Altlastensanierung
Definition
Die rechtliche Grundlage einer Altlastensanierung ist durch das Bundesbodenschutzgesetz (BbodSchG) vom 17. März 1998 gegeben.
Hier ist in § 4 Abs. 3 ausgeführt: „Der Verursacher einer schädlichen Bodenveränderung oder Altlast sowie dessen Gesamtrechtsnachfolger, der Grundstückseigentümer und der Inhaber der tatsächlichen Gewalt über ein Grundstück sind verpflichtet, den Boden und Altlasten sowie durch schädliche Bodenveränderungen oder Altlasten verursachte Verunreinigungen von Gewässern so zu sanieren, dass dauerhaft keine Gefahren, erheblichen Nachteile oder erheblichen Belästigungen für den einzelnen oder die Allgemeinheit entstehen.
Hierzu kommen bei Belastungen durch Schadstoffe neben Dekontaminations - auch Sicherungsmaßnahmen in Betracht, die eine Ausbreitung der Schadstoffe langfristig verhindern.
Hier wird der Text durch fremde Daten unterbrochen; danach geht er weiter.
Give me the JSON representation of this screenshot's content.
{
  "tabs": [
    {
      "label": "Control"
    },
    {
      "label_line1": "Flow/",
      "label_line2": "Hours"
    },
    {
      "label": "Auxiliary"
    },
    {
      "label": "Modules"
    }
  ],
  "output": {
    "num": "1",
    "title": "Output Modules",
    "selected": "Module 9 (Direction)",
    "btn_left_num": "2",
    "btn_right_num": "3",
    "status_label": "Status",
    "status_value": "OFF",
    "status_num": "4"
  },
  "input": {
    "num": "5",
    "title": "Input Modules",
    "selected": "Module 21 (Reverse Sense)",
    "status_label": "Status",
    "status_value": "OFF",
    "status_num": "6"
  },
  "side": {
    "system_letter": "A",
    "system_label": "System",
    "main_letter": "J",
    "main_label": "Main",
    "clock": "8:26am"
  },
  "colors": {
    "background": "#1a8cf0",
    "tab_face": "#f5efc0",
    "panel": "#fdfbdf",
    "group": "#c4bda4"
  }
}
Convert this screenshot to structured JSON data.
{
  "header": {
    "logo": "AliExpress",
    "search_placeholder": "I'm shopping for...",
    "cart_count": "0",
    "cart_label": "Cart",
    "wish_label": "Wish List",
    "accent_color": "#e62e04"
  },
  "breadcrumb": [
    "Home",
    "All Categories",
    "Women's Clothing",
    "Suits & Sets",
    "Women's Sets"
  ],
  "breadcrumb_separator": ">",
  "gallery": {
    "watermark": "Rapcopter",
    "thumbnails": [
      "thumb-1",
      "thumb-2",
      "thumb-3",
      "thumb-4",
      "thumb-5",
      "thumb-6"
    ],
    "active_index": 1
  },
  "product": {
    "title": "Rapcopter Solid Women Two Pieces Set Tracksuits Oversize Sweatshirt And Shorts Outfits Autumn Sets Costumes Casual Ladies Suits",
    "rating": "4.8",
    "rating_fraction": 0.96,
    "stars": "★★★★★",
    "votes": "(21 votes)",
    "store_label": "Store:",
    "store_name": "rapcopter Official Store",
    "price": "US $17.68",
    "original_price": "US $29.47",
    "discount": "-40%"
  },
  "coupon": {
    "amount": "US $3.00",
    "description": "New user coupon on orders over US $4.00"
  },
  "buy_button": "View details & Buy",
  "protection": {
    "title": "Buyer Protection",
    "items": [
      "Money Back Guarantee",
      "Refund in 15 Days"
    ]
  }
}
Soweit dies nicht möglich oder unzumutbar ist, sind sonstige Schutz - und Beschränkungsmaßnahmen durchzuführen.
Zur Sanierung ist auch verpflichtet, wer aus handelsrechtlichen oder gesellschaftlichem Rechtsgrund für eine juristische Person einzustehen hat, der ein Grundstück, das mit einer schädlichen Bodenveränderung oder Altlast belastet ist, gehört, und wer das Eigentum an einem solchen Grundstück aufgibt."
Leistungsspektrum:
Für unsere Kunden erarbeiten wir Sanierungslösungen, die wir je nach Aufgabenstellung mit Hilfe bewährter Technik oder durch die Entwicklung und den Einsatz innovativer Verfahren durchführen.
Unser Komplettservice reicht von der Gefährdungsabschätzung, Analytik, Grenzwertbeurteilung und Vermittlung von Partnern, die Ihnen sowohl eine Sanierungsplanung und Nutzungskonzeptionen bieten können. Unsere Leistungen erbringen wir in Zusammenarbeit mit den zuständigen Behörden. Die Steuerung und Durchführung der erforderlichen Logistik- und Entsorgungsdienstleistungen gehört schwerpunktmäßig zu unserem Leistungsspektrum.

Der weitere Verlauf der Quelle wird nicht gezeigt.